Adding to this perspective, Dr. Arvind Aggarwal, Director – Internal Medicine, Sri Balaji Action Medical Institute, Delhi, said,
“As food safety becomes increasingly science-led, there is growing recognition that food-contact materials are an important part of reducing contamination risks. Indian kitchens face demanding conditions, including high heat, moisture, oil, spices and acidic foods, making durability, corrosion resistance and ease of cleaning essential. Stainless steel has emerged as a preferred choice because it supports hygiene and long-term use, but the larger message is that the surfaces we cook on, store in and serve from are integral to the overall food safety ecosystem.”
This becomes particularly relevant in India, where cooking conditions are both intensive and unique. High-temperature cooking, frequent exposure to moisture, spices, salt, oil, and acidic ingredients such as tamarind, tomato, curd, and lemon create challenging conditions for kitchenware and food-contact surfaces over prolonged periods of use. Material degradation, surface damage, and poor hygiene retention can therefore become larger long-term concerns than consumers often realise.

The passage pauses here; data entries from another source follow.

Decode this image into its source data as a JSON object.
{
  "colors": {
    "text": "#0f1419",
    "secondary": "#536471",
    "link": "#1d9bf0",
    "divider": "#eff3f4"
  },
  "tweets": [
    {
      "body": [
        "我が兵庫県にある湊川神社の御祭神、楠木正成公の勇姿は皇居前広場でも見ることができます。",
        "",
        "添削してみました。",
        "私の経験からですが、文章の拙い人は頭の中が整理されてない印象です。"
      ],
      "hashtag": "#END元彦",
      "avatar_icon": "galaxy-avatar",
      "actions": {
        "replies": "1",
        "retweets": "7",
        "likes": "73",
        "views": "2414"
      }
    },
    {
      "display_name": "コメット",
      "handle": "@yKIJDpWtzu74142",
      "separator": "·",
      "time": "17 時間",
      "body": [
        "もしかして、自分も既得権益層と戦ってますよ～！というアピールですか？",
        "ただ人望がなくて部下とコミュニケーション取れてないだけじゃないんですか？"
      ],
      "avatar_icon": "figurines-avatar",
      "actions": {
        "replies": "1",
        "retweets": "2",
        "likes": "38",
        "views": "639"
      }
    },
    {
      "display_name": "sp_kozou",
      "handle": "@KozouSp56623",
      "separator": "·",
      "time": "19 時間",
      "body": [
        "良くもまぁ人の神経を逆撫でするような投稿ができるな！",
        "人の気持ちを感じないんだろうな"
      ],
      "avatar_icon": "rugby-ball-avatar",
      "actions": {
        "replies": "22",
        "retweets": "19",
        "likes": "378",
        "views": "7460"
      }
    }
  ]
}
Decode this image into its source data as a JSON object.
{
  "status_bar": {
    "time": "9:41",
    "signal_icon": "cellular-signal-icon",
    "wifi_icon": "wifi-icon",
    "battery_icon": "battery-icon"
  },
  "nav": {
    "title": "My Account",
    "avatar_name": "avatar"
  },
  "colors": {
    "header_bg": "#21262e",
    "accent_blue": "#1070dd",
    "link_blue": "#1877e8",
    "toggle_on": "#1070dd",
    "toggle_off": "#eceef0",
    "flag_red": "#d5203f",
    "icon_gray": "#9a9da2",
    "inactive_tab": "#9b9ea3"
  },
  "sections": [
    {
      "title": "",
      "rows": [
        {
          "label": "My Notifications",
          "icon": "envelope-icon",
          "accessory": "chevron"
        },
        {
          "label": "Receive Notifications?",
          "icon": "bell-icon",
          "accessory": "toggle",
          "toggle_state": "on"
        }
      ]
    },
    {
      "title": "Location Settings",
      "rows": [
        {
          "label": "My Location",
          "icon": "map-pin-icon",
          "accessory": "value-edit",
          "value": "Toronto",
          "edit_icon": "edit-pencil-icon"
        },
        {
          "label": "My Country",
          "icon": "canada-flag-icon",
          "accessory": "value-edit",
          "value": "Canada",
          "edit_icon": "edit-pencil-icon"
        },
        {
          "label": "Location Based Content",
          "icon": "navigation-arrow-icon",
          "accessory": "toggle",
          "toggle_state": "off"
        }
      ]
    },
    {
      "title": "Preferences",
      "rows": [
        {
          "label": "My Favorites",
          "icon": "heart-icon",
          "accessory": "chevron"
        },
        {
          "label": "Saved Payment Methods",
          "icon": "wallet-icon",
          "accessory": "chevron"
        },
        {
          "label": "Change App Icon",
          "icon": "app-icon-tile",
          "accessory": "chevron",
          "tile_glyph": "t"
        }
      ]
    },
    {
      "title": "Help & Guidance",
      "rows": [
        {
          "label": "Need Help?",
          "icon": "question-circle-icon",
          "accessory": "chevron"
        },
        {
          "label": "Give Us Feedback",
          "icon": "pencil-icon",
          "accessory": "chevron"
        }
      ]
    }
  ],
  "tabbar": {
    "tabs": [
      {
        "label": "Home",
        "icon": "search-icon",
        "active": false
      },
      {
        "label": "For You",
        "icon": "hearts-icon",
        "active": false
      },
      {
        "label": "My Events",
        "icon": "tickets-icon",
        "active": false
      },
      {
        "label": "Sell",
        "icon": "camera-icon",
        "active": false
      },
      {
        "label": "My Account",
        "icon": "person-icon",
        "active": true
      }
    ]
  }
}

Commenting on the evolving food safety landscape, Rajamani Krishnamurti, President, Indian Stainless Steel Development Association (ISSDA), said,
“As the discourse around food safety evolves from risk identification to risk mitigation, there is an increasing focus on the environments in which food is processed, stored, transported, and prepared. Stainless steel has become a key part of today’s food systems because it supports hygiene, durability and ease of sanitation. As India works on improving its ability to process food and its standards for food safety, investments in clean infrastructure and solutions based on stainless steel can help support safer systems for food across the value chain.”
The relevance extends beyond industrial food systems into Indian households themselves. Kitchenware and hollowware account for nearly 30-35% of India’s stainless steel consumption, making it the single-largest application segment for stainless steel and placing India among the largest kitchenware markets globally. The segment serves millions of households annually and continues to grow steadily as consumers become more conscious about health, hygiene, durability, and long-term value.
Food safety, therefore, is no longer just a regulatory conversation. It is increasingly becoming a question of everyday infrastructure that quietly shapes the safety of what families consume every day. As awareness grows, kitchens themselves may become one of the most important frontlines in the global conversation on preventive public health.